Chelsea tertegun, informasi tersebut benar-benar baru baginya. "… Benarkah?"

Lily tersenyum kecil. "Yup."

Chelsea pura-pura membetulkan ikatan bandananya, menutupi wajahnya bersemu merah. Hening selama beberapa jenak, mereka mengambil secuil kesempatan untuk menekuri sungai yang mengalirkan dedaunan gugur ke hilir.

Dengan sepercik rona tersisa di pipi, Chelsea menatap Lily penasaran. "Oh ya, kenapa tiba-tiba kamu membicarakan Vaughn begini?"

.

Vaughn mendesah muram. "… Si bodoh itu. Seharusnya dia pikirkan perasaan orang yang cemas melihat cara pikirnya yang kelewat positive thinking sehingga jadi teledor begitu. Pria sepertiku bahkan berpikir dua kali untuk menjelajahi tambang yang penuh jebakan seperti itu. Dasar …."

"Ehm," Will berdeham, mengalihkan Vaughn dari kegiatan misuh-misuhnya. "Kau menyayanginya sampai-sampai gelisah begitu, bukan?"

Mata Vaughn langsung melebar, seolah terhantam telak dengan pertanyaan—bernada retoris—yang dilemparkan Will tersebut. Segera ia menarik topinya menutupi sebagian besar wajahnya.

Perubahan ekspresi manusia memang menarik, batin Will sambil mengagumi ekspresi alien—blushing—yang serta-merta mengusir raut dingin lawan bicaranya.

Dua pemilik vokal bungkam selama beberapa detik, memberi kesempatan untuk ombak memperdengarkan irama deburnya dan burung-burung memamerkan kicauan merdunya.

Menyadari Will memandangi dirinya lekat-lekat, Vaughn mengangkat wajah dan mendengus. "Kenapa? Ini sama sekali bukan urusanmu, kan?" tanyanya ketus, bersikap defensif dengan kembali ke mode jutek.

.

"Bagaimana bila aku menyukai Vaughn?" tanya Lily dengan keyakinan terlukis di keping oniksnya.
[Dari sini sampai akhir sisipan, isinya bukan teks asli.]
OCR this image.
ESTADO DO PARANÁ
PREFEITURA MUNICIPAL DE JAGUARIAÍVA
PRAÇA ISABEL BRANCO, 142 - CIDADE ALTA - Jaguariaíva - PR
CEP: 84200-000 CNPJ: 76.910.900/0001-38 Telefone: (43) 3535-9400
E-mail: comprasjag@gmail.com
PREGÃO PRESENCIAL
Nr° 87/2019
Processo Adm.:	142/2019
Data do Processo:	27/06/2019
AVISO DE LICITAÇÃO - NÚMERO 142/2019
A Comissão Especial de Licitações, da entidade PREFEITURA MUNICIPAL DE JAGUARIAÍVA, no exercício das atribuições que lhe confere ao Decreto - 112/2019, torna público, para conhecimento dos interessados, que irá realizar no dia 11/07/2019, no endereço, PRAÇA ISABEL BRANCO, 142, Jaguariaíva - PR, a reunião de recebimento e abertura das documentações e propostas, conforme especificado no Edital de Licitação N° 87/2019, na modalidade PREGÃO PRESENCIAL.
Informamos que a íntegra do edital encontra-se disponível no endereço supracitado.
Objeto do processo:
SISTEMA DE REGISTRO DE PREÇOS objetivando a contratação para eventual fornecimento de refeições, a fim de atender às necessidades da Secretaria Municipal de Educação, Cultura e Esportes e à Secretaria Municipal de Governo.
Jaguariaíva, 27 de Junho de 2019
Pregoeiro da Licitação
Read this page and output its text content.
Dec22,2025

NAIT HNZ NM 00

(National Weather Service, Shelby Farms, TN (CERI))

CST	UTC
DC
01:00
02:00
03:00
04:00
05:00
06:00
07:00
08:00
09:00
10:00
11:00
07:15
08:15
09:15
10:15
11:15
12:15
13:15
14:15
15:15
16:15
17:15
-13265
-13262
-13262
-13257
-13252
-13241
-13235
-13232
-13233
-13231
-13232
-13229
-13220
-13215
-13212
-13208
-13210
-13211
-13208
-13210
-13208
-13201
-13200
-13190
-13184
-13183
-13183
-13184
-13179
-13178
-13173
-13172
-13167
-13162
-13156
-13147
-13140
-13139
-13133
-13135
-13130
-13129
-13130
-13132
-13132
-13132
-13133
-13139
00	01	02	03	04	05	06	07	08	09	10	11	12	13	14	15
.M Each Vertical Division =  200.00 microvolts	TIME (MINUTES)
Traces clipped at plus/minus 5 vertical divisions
"Bagaimana bila aku menyukai Chelsea?" tanya Will dengan keseriusan tersurat dari mata safirnya.

"…"

"…"

(Keduanya termenung.)

.

Usai loading beberapa detik, barulah Chelsea terkesiap hebat. "Eh—EH!? Ka-kau menyukainya!? Si jutek itu!? Ahahaha, mana mungkin!" Chelsea mengibas-ngibaskan tangannya. "Cewek secantik kamu lebih cocok dengan cowok macam Will atau Mark … bukan Vaughn."

.

Vaughn menggaruk telinganya, seolah memastikan kalau indera tersebut berfungsi dengan baik. Pasalnya, ia tak memercayai apa yang didengarnya barusan. Mendapati tatapan 'aku serius'dari Will, lelaki berambut perak itu hanya berkomentar, "… Yah, tak kusangka kalau seleramu begitu. Kupikir kau tertarik dengan perempuan yang rapi dan anggun. Seperti wanita pemburu harta karun itu, misalnya."

.

Lily menangkupkan kedua tangannya ke pipi ala fangirl. "Tapi Vaughn keren, aku memang cuma mengobrol dengannya sesekali saat kami bertemu di Diner, tapi sudah cukup untuk membuatku menyadari kekerenannya!" ucap Lily dengan mata berbinar.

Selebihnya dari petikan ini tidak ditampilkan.